A local speech-language pathologist, who has worked at the Halvar Jonson Centre for Brain Injury (a part of the Centennial Centre) for over 25 years, has gone above and beyond, earning a PhD in neuroscience and entering new and exciting avenues of research to improve patient care.
Carolyn Fleck-Prediger earned her PhD from the University of Alberta, crossing the stage on Nov. 20, 2019.
She loved her job, but wanted to challenge herself and improve clinical service to people with moderate to severe brain injury, making the decision to head back to school in 2012, studying the field of neuroscience in the Faculty of Medicine at the U of A.
While it has been very rewarding, it’s been a difficult journey.
“It was a long-haul, but it was worth it,” said Fleck-Prediger.
Fleck-Prediger earned honours in the program and published several articles which culminated into a 206-page doctoral thesis entitled, “Auditory and visual event-related potentials as brain vital signs.”
Fleck Prediger says she “aced” her final defence examination in June, 2019, and her PhD status became official at the convocation in November.
It’s rare to have a fully unanimous passing grade, but Fleck-Prediger did it for both her candidacy and her thesis defence.
There was a panel of eight evaluators for her thesis defence, and it was a “gruelling” three-hour process, she says.
“It was daunting but very rewarding.”
Her clinical background helped her immensely in her PhD studies, as she drew on her experience and had already been very involved in academics and keeping up with best practices.
During her journey through graduate studies Fleck-Prediger worked with leading scientists from across Canada to develop a portable device that detects, measures, and records brain activity after severe brain injury or stroke.
She participated in a national study with Dr. Ryan D’Arcy. With Fleck-Prediger’s experience at the Halvar Jonson Centre, D’Arcy thought she had a lot to offer clinically and invited her to join the study.
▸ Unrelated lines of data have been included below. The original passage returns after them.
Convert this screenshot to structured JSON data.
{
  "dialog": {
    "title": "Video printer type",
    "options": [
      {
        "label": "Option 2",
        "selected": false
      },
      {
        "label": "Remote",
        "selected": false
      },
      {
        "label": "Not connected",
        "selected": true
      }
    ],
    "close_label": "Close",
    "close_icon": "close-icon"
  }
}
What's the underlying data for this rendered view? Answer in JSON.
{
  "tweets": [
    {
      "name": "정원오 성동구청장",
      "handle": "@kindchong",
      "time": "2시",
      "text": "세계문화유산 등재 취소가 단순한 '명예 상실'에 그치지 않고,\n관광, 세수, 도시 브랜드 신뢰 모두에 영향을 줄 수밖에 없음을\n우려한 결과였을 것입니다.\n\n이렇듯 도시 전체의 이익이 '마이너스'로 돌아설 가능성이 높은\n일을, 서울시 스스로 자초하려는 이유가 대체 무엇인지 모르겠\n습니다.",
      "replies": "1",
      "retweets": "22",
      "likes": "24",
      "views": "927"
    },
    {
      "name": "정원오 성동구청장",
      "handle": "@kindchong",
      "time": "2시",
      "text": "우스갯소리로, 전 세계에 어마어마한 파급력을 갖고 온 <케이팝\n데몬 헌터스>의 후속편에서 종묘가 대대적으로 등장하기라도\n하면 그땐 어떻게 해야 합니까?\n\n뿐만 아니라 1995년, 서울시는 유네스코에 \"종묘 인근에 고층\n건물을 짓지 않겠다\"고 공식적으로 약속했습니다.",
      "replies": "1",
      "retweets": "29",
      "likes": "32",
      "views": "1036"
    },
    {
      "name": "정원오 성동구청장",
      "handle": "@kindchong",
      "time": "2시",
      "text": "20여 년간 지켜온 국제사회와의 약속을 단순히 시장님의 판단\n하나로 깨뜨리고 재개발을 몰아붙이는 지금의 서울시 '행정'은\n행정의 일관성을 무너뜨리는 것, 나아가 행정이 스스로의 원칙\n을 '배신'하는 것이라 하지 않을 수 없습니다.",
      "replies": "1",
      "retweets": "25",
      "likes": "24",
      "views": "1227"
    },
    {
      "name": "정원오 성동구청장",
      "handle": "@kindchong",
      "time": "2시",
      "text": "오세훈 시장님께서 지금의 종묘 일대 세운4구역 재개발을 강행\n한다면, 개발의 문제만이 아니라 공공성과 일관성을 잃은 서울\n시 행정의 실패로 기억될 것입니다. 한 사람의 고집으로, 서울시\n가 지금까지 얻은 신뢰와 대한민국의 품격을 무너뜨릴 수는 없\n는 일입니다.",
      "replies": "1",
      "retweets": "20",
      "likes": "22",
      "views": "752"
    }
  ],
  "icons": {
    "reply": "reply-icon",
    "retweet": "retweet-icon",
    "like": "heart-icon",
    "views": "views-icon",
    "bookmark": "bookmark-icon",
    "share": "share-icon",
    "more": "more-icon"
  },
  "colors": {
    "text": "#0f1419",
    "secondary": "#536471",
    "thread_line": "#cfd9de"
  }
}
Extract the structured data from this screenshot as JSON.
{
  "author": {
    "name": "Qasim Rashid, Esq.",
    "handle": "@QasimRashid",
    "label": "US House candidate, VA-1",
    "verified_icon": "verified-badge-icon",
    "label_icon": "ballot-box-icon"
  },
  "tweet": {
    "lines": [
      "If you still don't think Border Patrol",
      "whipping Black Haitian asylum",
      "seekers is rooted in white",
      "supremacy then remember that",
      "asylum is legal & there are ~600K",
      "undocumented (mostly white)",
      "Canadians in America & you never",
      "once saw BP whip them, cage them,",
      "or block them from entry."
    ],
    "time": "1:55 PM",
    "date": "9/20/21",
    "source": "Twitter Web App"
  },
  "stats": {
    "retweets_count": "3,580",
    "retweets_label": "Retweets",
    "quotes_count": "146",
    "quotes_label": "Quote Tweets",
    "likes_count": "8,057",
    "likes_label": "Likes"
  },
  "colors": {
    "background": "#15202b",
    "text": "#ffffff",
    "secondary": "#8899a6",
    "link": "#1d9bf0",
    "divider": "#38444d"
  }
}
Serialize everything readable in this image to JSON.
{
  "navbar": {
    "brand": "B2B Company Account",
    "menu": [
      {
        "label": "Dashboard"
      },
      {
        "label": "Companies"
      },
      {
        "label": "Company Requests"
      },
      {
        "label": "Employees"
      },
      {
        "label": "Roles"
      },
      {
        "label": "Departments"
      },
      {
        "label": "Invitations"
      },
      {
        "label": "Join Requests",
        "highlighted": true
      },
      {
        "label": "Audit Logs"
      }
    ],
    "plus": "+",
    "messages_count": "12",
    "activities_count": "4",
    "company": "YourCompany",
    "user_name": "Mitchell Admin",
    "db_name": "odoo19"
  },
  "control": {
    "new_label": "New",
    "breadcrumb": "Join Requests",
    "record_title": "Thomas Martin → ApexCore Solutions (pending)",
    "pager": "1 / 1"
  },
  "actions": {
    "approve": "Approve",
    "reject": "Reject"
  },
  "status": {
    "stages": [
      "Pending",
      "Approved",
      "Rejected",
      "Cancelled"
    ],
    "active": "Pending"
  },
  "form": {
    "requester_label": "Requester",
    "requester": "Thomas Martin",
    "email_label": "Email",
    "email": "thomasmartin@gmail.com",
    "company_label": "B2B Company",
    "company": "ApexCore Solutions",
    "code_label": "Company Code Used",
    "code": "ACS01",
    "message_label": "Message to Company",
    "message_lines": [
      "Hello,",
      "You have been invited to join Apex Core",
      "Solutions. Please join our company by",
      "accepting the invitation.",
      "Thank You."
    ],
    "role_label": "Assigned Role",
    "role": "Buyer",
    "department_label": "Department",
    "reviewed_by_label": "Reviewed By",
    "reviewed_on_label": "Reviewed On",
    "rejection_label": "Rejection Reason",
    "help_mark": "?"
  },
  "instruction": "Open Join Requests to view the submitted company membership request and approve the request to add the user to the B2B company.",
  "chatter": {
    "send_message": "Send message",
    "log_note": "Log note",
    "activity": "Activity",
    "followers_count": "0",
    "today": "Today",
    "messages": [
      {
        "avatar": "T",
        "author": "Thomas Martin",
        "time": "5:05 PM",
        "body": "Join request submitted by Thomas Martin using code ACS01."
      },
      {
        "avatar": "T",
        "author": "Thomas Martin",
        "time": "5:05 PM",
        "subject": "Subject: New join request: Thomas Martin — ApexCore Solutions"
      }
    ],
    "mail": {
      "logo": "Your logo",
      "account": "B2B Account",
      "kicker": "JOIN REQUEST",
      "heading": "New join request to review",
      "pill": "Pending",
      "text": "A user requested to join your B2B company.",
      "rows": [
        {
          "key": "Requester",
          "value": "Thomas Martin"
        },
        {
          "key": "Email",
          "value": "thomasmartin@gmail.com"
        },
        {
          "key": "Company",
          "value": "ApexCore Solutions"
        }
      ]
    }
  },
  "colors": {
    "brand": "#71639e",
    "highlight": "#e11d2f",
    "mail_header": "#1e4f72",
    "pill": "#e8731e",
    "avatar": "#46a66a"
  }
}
The study examined 28 patients and developed a visual scanner that looked for brain responsiveness. A previous model was auditory-based, which caused language barrier issues.
The visual scanner presented familiar and unfamiliar images of faces and places to index the amount of conscious processing.
In patients who are either non-responsive or minimally responsive, the scanner can help detect brain waves indicative of processing, even when the patient is unable to move or speak.
The device is undergoing further testing to ensure it’s accurate and consistent, and is not yet in clinical use for people with disorders of conscious processing.
“It’s very important that it’s valid.”
A sister device, a portable bedside scanner, is currently being developed by counterparts at Simon Fraser University. The research that the team Fleck-Prediger was part of completed will be utilized to develop more advanced versions of the scanner.
Fleck-Prediger plans to remain at the Halvar Jonson Centre for Brain Injury, continuing her work with patients, her understanding of neuroscience further enhancing and expanding her work and bringing her range of skills to the interdisciplinary team at the centre.
She has been a successful clinician for years, but with this advanced training, she can better validate and articulate those practices.
Her PhD also allows her to teach as an associate clinical professor and guest lecturer at the U of A and plans to do more teaching at the university in the future.
Fleck-Prediger’s made huge strides into the field of neuroscience, and she isn’t done yet.
She is also interested in the area of non-invasive brain stimulation and is curious to explore the affect of new technology on memory, depression, pain, and conscious awareness.
In the future, Fleck-Prediger may decide to pursue a post-graduate doctorate, but has no immediate plans.
Fleck-Prediger’s foray into neuroscience wouldn’t have been successful without the support she received from her family. She says her children were quite supportive of the undertaking as she balanced her studies and family life.
She also credits some of her success to the Ponoka Royal Canadian Legion Branch No. 66, which awarded her a $15,000 scholarship in 2016, that was matched with a partnering grant from funding agency Mitacs, allowing her to complete her PhD work.